Выходит, семья Зины распалась еще до тюрьмы, и, более того, именно с этим она связывала как-то свою неудачную авантюру. Из родных осталась только старшая сестра, которая жила в Австралии и за что-то была на Зину обижена. Кажется, за то, что та самовольно продала их большую семейную квартиру. Как всегда в таких случаях, экономические резоны переплелись с сентиментальными соображениями, что утяжелило Зинину вину и поставило ее фактически в один ряд с убийцами. Как говорила сама Зина, дело было не столько в неподъемной квартплате и даже не в подержании порядка на нежилых просторах бывшего семейного гнезда, сколько в том, что душа ее не могла справиться с избытком наглядных воспоминаний, по вечерам она скулила, а утром не хотела возвращаться к жизни. Надо было выбирать, и Зина выбрала жизнь.
Но она, вероятно, переоценила свои силы. Сколько я ее помню, Зина только и делала, что собирала мебель, которую в свое время при переезде в новую маленькую квартиру сама раздавала знакомым. Возвратный процесс оказался делом трудным. Одни взяли мебель из сочувствия, да потом и выбросили, другие подарили друзьям, те отвезли ее на дачу, которую впоследствии продали, выбрав эмиграцию, и так далее. Зина плакала и убивалась по своим бюро и шкафчикам, как по живым. Зато каждая находка была счастьем. Первым отыскался диван, и теперь она каждый год отмечала день рождения дивана. Однажды на это мероприятие был приглашен и я.

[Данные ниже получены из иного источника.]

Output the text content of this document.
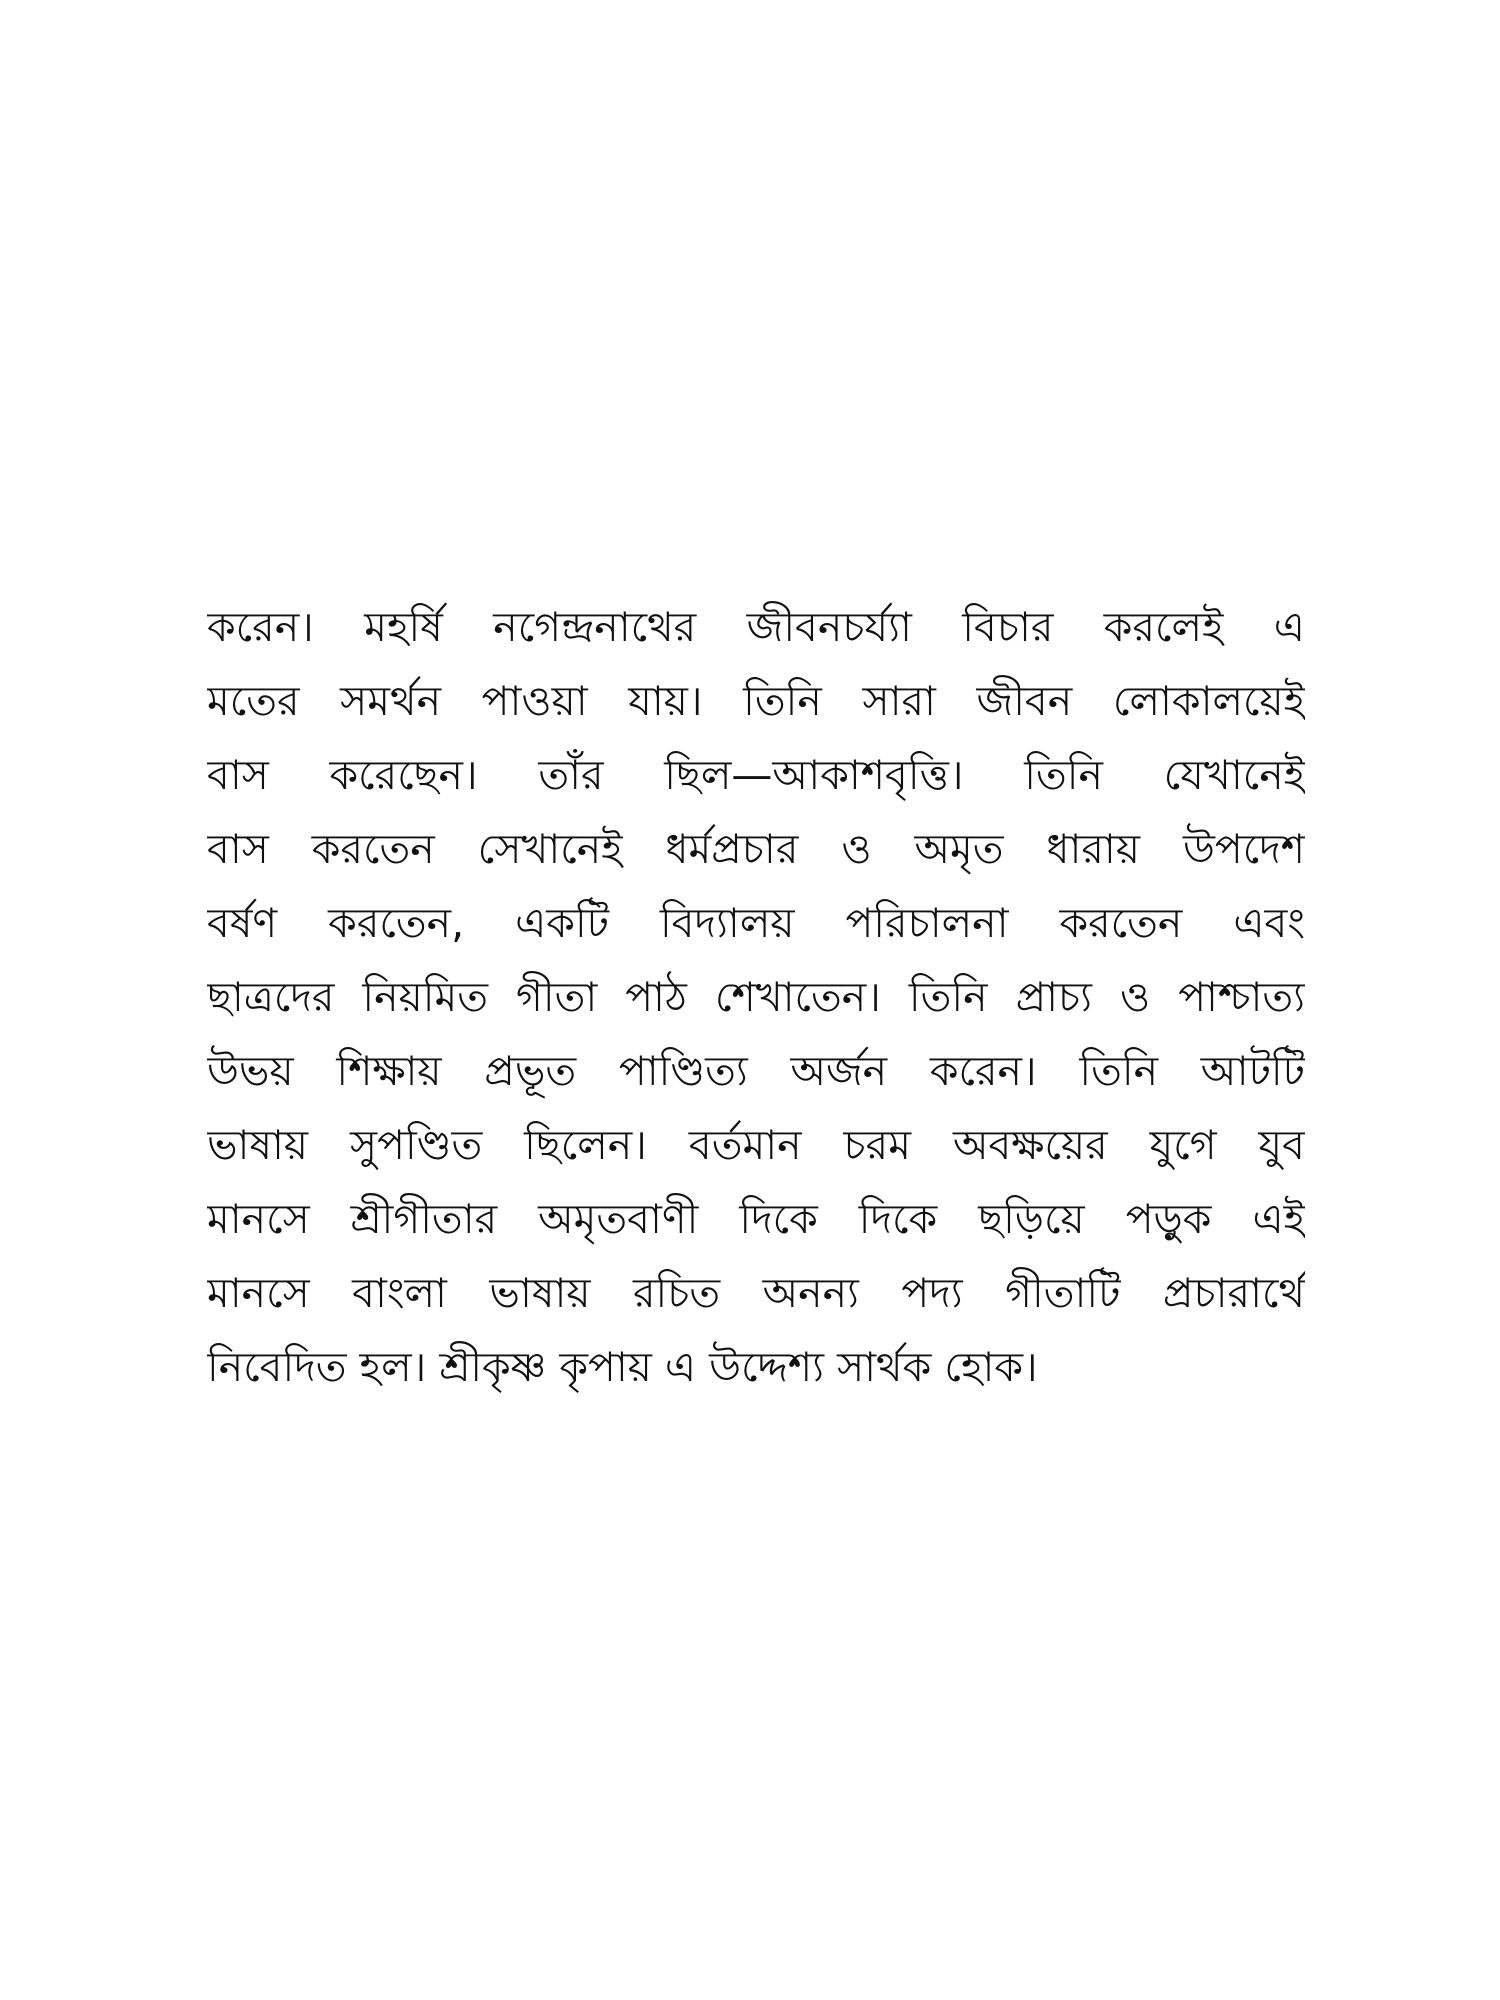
করেন। মহর্ষি নগেন্দ্রনাথের জীবনচর্য্যা বিচার করলেই এ
মতের সমর্থন পাওয়া যায়। তিনি সারা জীবন লোকালয়েই
বাস করেছেন। তাঁর ছিল—আকাশবৃত্তি। তিনি যেখানেই
বাস করতেন সেখানেই ধর্মপ্রচার ও অমৃত ধারায় উপদেশ
বর্ষণ করতেন, একটি বিদ্যালয় পরিচালনা করতেন এবং
ছাত্রদের নিয়মিত গীতা পাঠ শেখাতেন। তিনি প্রাচ্য ও পাশ্চাত্য
উভয় শিক্ষায় প্রভূত পাণ্ডিত্য অর্জন করেন। তিনি আটটি
ভাষায় সুপণ্ডিত ছিলেন। বর্তমান চরম অবক্ষয়ের যুগে যুব
মানসে শ্রীগীতার অমৃতবাণী দিকে দিকে ছড়িয়ে পড়ুক এই
মানসে বাংলা ভাষায় রচিত অনন্য পদ্য গীতাটি প্রচারার্থে
নিবেদিত হল। শ্রীকৃষ্ণ কৃপায় এ উদ্দেশ্য সার্থক হোক।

Последние месяцы шел поиск стульев.
— Какие-нибудь необычные? — интересовался я. — Старый гарнитур?
— Почему? Обычные, — отвечала Зина. — Из сосны. Старенькие только. Дед каждый год их ремонтировал. И уж я их узнаю!
— Зачем тебе это, Зина? — не понимал я. — У тебя в доме и так не протолкнуться.
Зина была уверена, что стулья сохраняют вид и дух тех, кто на них сидел, и упрямо продолжала поиск. Недавно она нашла-таки свои стулья на даче знакомых ее знакомых, они были свалены в сарае, часть уже ушла на растопку. Теперь она готовилась к новому празднику, приводила стулья в порядок, сама их сбивала, подклеивала и наждачила. К этому и относилась ее загадочная для случайного человека фраза.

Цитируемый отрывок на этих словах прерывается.